Spatial filtering by chirped photonic crystals

We show, theoretically and experimentally, that chirped photonic crystals (where the longitudinal modulation period varies along the propagation direction) can provide a substantial spatial (angular) filtering of light beams. The chirped photonic crystals, in gapless configuration, were recorded in a bulk of glass, where the refraction index has been periodically modulated using tightly focused femtosecond laser pulses. The spatial filtering performance has been studied in detail, and the filtering efficiencies up to approximately 50$\%$ have been experimentally demonstrated.

Figure 1

Illustration of spatial filtering in a 2D PhC, in spatial Fourier domain ($k_x$, $k_y$) in configuration with (a), (b) and without (c), (d) the angular band gaps. Filtering occurs when the waves in the dark triangle zones get into resonant scattering condition with modulation with wave vectors $\vec{q}=(q_x,q_z)$ (blue arrows). Thick red arrows show the direction of filtered out angular components.
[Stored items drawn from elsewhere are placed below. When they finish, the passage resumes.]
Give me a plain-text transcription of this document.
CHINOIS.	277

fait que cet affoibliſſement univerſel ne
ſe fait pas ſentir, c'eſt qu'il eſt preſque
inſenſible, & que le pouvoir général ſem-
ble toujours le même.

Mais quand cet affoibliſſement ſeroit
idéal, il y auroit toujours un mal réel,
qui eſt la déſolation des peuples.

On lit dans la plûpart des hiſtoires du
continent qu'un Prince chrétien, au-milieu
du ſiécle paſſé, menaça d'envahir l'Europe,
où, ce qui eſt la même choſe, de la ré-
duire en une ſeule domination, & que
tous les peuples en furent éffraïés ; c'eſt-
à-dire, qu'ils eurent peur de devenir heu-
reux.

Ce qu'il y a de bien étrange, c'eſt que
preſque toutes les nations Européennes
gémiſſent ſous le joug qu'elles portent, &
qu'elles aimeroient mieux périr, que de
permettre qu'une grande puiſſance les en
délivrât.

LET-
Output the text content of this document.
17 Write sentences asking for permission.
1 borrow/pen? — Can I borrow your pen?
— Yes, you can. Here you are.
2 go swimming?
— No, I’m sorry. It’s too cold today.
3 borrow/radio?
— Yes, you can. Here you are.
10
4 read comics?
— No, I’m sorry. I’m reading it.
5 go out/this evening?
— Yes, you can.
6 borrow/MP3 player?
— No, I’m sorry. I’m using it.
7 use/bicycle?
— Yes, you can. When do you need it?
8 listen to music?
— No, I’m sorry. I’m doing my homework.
The spatial spectrum (far field) of the initial beam, consisting of the central (regular) part, and of the wings (the part to be removed), is shown by bright and dark triangles.

Figure 2

Angular profiles of filtered radiation depending on the length of the nonchirped PhCs (in terms of number of periods $n$). (a) Numerical and (b) experimental results. Details are provided in the main text.

Figure 3

Fabrication setup and procedure (a). A sample of soda-lime glass is moved with respect to the tightly focused femtosecond pulse laser beam resulting in point-by-point refractive index modification in the bulk of the glass. (b) The optical microscopy image view and (c) the magnified image of the fabricated structure.

Figure 4

Experimental measurement scheme (a): The HeNe laser beam is focused into PhC. Part of the angular components is deflected to the diffraction maxima and the rest passes through. A CCD camera placed on the rotational stage measures the angular intensity profiles. (b) A part of CCD camera image of the beam behind the PhC (far field image).

Figure 5

Angular transmission profiles for varying chirp parameter $C$ for PhC sample with $n$ = 50 periods. (a) Numerical and (b) experimental results. Transverse wave number $k_x$ is normalized to transverse wave number of refractive index modulation $q_x$ in (a).

Figure 6

Numerical study of the filtering performance: (a) dependences of filtering efficiency on chirp parameter for several crystals of different length (green plot for $n$ = 30, red for $n$ = 40, blue for $n$ = 50); (b) Dependences of filtering efficiency on number of periods with different chirp parameters (black plot for $C$ = 0.0$\%$; green for $C$ = 0.1$\%$, red for $C$ = 0.2$\%$, blue for $C$ = 0.3$\%$, violet for $C$ = 0.4$\%$).

Figure 7

Numerically obtained field profiles for spatial filtering in chirped structures with higher number of periods (a) and for higher refraction index contrast (b). The parameters for (a): $n$ = 120, $s$ = 0.05, $C$ = 0.24$\%$, $d_z$ = 7.44 μm; for (b): $s$ = 0.1, $n$ = 50, $C$ = 0.53$\%$, $d_z$ = 7.2 μm. The dashed line indicates angular profile of incident beam.

Figure 8

The filtering efficiency, represented by isolines and by different colors, depending on sets of parameters. (a), (c) show dependencies on $C$ and $s$; (b), (d) show dependencies on $n$ and $s$. Parameters: (a) $n$ = 50, (c) $n$ = 120. (b) $C$ = 0.3$\%$, and (d) $C$ = 1$\%$.